While the law hasn't always been the sharpest on Fargo, Burgle and Lopez – the two kindest characters in season 3 – are already quickly approaching the truth about Ennis Stussy/Thaddeus Mobley's death. Gloria's new boss, Moe Dammick (Shea Whigham), couldn't be further from the truth, but despite his pushback, the Ex-Chief continues to do the right thing on Fargo.

They're Not Crooks 

Two characters bound to let us down at least a few more times are Ray and Swango, and yet I still find myself hanging onto hope these murderous bridge players make it out of season 3 alive. They're the underdogs. Nobody's ever believed in them. Long before they killed Maurice LeFay (Scoot McNairy) together, they were probably complete loners. They only appear to have each other.

Ray and Swango are rarely apart. Being Fargo, you have to wonder whether Swango has a nefarious plan up her sleeve, but it's also easy to see why she cares about Ray. They're the only ones who've believed in each other in a long time.

The two of them are also hilarious in "The Narrow Escape Problem," which is maybe the funniest episode of the season so far. Swango's nod of confidence following Ray's convincing enough Emmit get up is about as funny as Sy Feltz's (Michael Stuhlbarg) road rage and threatening index finger. They have a lot of great scenes in this week's episode, both funny and sad.

Also, if you're already thinking about dressing up as either Ray Stussy and Nikki Swango this Halloween, you have the right idea.

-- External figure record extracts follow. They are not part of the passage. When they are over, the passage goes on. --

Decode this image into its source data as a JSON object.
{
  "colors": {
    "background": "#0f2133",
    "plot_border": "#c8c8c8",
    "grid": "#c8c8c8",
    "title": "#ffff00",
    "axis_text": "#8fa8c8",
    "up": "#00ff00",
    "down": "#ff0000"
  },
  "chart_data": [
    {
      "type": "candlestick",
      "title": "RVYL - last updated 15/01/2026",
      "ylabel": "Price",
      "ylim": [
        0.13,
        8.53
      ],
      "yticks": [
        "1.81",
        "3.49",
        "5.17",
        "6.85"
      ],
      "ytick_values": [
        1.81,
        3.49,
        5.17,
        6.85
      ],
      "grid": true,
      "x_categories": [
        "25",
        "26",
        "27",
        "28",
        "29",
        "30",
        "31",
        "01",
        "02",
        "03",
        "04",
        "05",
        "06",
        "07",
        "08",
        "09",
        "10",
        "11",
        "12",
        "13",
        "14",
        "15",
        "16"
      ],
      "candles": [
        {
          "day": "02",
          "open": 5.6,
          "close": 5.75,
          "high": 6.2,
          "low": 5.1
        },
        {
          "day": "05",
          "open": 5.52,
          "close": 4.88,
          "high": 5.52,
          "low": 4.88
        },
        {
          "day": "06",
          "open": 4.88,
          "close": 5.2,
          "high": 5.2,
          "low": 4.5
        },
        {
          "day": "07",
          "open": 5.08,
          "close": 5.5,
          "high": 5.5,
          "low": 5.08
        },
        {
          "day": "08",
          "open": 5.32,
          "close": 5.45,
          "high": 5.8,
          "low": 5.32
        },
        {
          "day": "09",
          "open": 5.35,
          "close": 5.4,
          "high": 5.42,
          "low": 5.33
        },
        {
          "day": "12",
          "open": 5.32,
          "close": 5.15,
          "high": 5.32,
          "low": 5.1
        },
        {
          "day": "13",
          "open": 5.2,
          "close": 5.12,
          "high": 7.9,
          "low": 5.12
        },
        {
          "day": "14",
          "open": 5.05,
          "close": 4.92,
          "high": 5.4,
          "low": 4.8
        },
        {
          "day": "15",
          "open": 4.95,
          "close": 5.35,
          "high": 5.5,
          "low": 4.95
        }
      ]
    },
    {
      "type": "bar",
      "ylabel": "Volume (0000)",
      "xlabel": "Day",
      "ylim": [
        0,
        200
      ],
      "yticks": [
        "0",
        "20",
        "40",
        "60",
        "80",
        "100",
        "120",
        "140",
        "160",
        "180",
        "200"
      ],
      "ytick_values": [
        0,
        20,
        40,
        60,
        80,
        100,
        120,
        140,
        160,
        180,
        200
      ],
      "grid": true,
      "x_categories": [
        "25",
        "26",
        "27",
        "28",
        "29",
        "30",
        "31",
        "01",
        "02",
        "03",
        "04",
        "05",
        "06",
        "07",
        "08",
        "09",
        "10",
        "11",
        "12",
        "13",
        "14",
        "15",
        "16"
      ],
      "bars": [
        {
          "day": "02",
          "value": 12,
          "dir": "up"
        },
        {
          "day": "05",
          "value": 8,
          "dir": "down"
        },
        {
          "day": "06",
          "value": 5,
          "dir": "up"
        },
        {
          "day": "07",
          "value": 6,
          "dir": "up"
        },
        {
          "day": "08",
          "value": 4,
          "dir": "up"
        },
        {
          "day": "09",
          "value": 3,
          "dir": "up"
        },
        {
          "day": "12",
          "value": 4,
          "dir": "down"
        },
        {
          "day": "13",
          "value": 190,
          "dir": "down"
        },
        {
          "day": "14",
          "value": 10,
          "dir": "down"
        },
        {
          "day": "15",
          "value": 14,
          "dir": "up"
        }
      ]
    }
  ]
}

Another Deal with the Devil 

Emmit's greed continues. He foolishly chooses to stay in business with Varga, after calling his brother Ray "a loser." Ray's killed a guy, and yet I still feel sorry for the sadsack dreamer when his brother calls him a loser behind his back. Their rivalry is probably going to get a little more Old Testament real soon, as Varga hints.

David Thewlis' physicality and deliveries are almost alien. He feels a bit like death, especially when director Michael Uppendahl dissolves from Varga freshening his breath, with his mouth wide open like an animal, to Gloria on the road, calling to mind The Wolf and Peter. It's another chilling dissolve in season 3. The premiere has a haunting one with LeFay as well.

Without question, Emmit – the one with the most to lose – drops the ball in "The Narrow Escape." Varga has the Parking Lot King of Minnesota directly under his thumb now.

How Emmit and Varga walk around the home office is almost like watching a dance with the devil. When Varga moves behind Emmit, and his face is cast under a quick shadow, it's another sinister moment with the eloquent and well-travelled Englishman. The villain's presence can go from hilarious to unsettling. He lives a life allowing him to go where he pleases and gets what he wants in "The Narrow Escape Problem" by appealing to Emmit's greed. Their partnership doesn't seem destined to end well, at least not for Emmit.